Fox, History Shows Will Continue Filming in North Carolina Despite Anti-LGBT Law
TV shows and films have yet to relocate production after numerous Southern states passed a wave of new laws. Says openly gay Mississippi native Tate Taylor, who directed two movies in the state: "It's going to be my job — and I anticipate it being a struggle — to convince [financiers] about the real hearts and souls of Mississippians."
This story first appeared in the May 6 issue of The Hollywood Reporter magazine. To receive the magazine, click here to subscribe.
Bruce Springsteen, Ringo Starr and Pearl Jam may have canceled performances in North Carolina to protest new anti-LGBT legislation, but it appears to be business as usual for most Hollywood studios that film in the state and others in the South that have pushed through (or are considering) similar legislation.
Among the projects that quietly are proceeding in North Carolina: TNT's Michelle Dockery drama Good Behavior, History's military drama Six, Lionsgate's TV remake of Dirty Dancing and Fox's police-shooting drama Shots Fired. And in Mississippi, which passed a "religious freedom" law April 5 allowing businesses to deny services to members of the LGBT community, filming will go on for programs like HGTV's renovation show Home Town and Lifetime's dance-competition docuseries Bring It!

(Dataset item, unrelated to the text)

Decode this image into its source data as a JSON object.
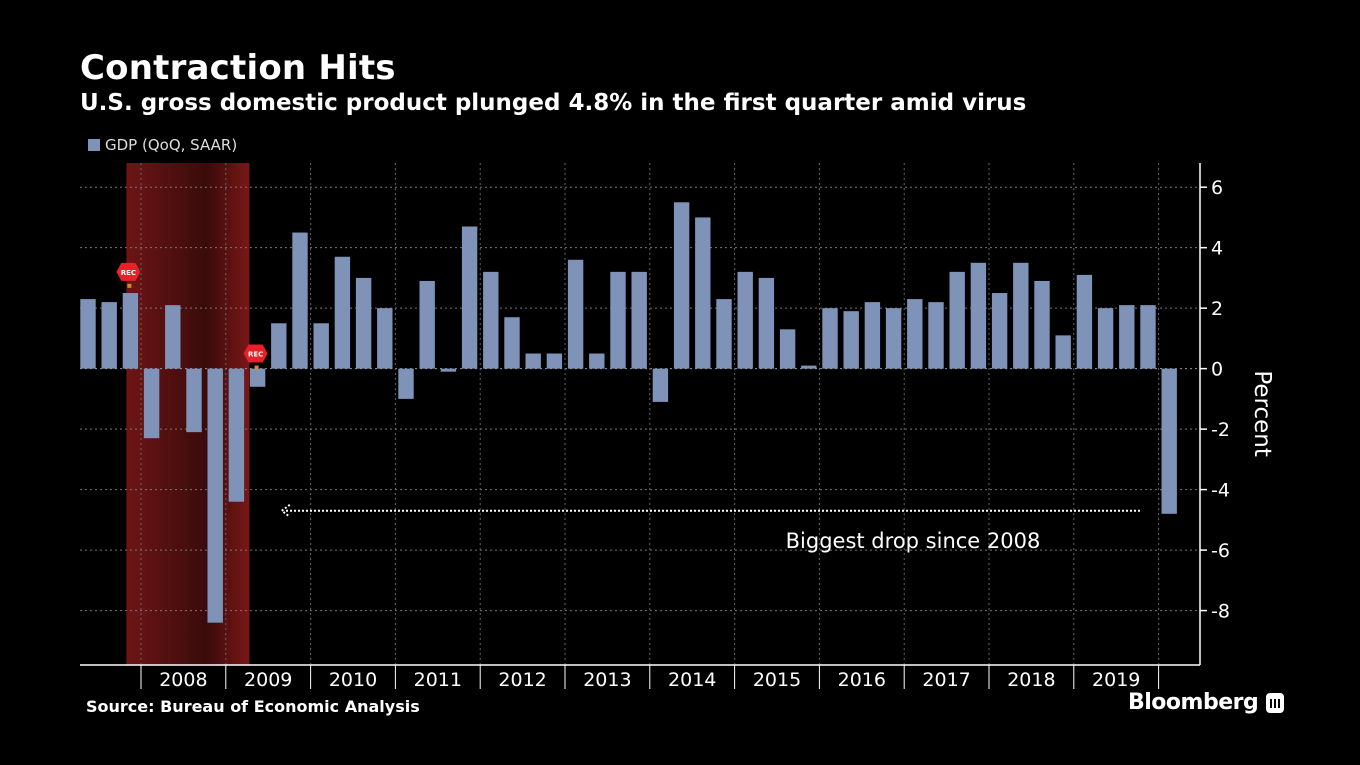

Though Hollywood executives privately have expressed shock about the wave of new laws, studios have not come forward with the same public gravitas as when Disney, Lionsgate and others helped convince Georgia to back off an anti-LGBT bill in early April (Gov. Nathan Deal likely was nervous its film industry, which has a $6 billion impact in the state, would be in jeopardy). The lack of industry response to Mississippi and North Carolina — whose film businesses don't match Georgia's but together produced $965 million in economic impact in 2015 thanks in part to state incentives — was troubling enough to CAA partner Bryan Lourd that he summoned some of Hollywood's most influential figures to an April 20 meeting at his home to determine, in his words, how to "help push those states that are openly discriminating against LGBT people."
To be sure, the laws (and the potential for one in Tennessee) have caused outrage among talent. "I'm choosing not to work in any state that is intolerant of its fellow man," Sharon Stone tells THR, noting that she and director James Cromwell are relocating their anti-bullying short The Principle out of Mississippi. "We have leaders … who are running campaigns based on fear, and that's a contagion." Tracy Morgan canceled an April 29 comedy show in Robinsonville, Miss., and Ellen DeGeneres blasted the state for being "the definition of discrimination."
Some filmmakers might denounce the legislation, but they aren't exactly ready to back a boycott. Openly gay Mississippi native Tate Taylor, who shot The Help and Get On Up in the state, calls the law "ludicrous Saturday Night Live fodder" but still intends to make his next four films there. "Whether financiers will agree to it based on what's happening, I don't know. It's going to be my job — and I anticipate it being a struggle — to convince them about the real hearts and souls of Mississippians," says the director, who insists the local film community, not the state legislature, would suffer most from a boycott. But should Taylor's stars feel uncomfortable shooting in the state, he'll likely make accommodations. "Funny enough," he adds, "my home is 6 miles from the Louisiana border. Don't think I haven't thought about that."
Another Mississippi native, Mississippi Grind producer Tom Rice, shot John Krasinski's The Hollars in his home state. He says the bill is "heartbreaking" and doesn't reflect the Mississippi people. "Every crewmember I know is adamantly posting [online] against this bill," he says. As far as future films go, Rice acknowledges the challenge of staying in business there: "I'm not going to come out and say I'm going to boycott it, but I'm not anxiously looking to go back there."